Toda persona es, ante todo, hija predilecta de Dios. Ha sido creada para un fin bien preciso: gozar de Él eternamente en el Cielo. Y para llegar a esa meta debe de cumplir con sus Mandamientos, claramente establecidos desde hace muchos siglos; respetar el orden maravilloso establecido por el Creador, verbigracia, en materia de matrimonio, fidelidad, procreación y educación responsable de cada uno de los hijos; el tratar a Dios como a un Padre, que nos ama con infinita ternura; buscarle como al mejor Amigo, mediante la práctica de los Sacramentos, particularmente el de la Confesión o Reconciliación y de la Eucaristía. Y mantener un diálogo permanente, confiado y amoroso, como el de un hijo con su Padre, y escuchar esas voces silenciosas con que el Señor nos habla al corazón y lo que nos pide para mejorar en nuestra vida, cada día un poco más, en forma particular -como nos viene recordando el Papa Francisco-, en lo referente a realizar muchas buenas obras de misericordia (materiales y espirituales) hacia los más necesitados y marginados y, en general, entre aquellos que se encuentran a nuestro lado: en la familia, en el trabajo, en la sociedad.

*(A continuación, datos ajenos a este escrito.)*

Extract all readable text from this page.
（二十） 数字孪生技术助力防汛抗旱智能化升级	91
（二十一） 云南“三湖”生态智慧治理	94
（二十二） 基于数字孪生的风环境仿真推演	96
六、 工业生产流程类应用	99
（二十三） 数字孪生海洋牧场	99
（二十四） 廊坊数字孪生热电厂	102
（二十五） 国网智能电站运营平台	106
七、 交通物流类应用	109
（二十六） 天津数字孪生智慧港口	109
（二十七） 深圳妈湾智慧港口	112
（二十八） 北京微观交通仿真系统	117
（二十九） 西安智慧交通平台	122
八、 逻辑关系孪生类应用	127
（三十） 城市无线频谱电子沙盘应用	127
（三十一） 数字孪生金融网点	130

Una vida llevada de esta manera, conduce a una existencia plena y madura. Aprende a darle a las cosas su justa dimensión: comprende que esos bienes materiales son sólo medios, pero no fines en sí mismos. Siguiendo por este camino de sabiduría, se concluye que la muerte no es una “aniquilación fatal y sin esperanza” sino un dulce traspaso hacia el Gozo Eterno.
Me resultan inolvidables y ejemplares, aquellas últimas palabras del Papa San Juan Pablo II, cuando se encontraba ya cerca de morir y solicitaba a quienes le rodeaban en su lecho de agonía: “-Déjenme ir a la Casa de mi Padre-Dios”. Era la manifestación más patente de un hombre santo y enamorado de Dios que siempre consideró a la muerte “como un cambio de casa a la Morada Eterna”. Con este sobrenatural enfoque, la muerte se convierte en una profunda causa de alegría para alcanzar la Felicidad Eterna en el Cielo.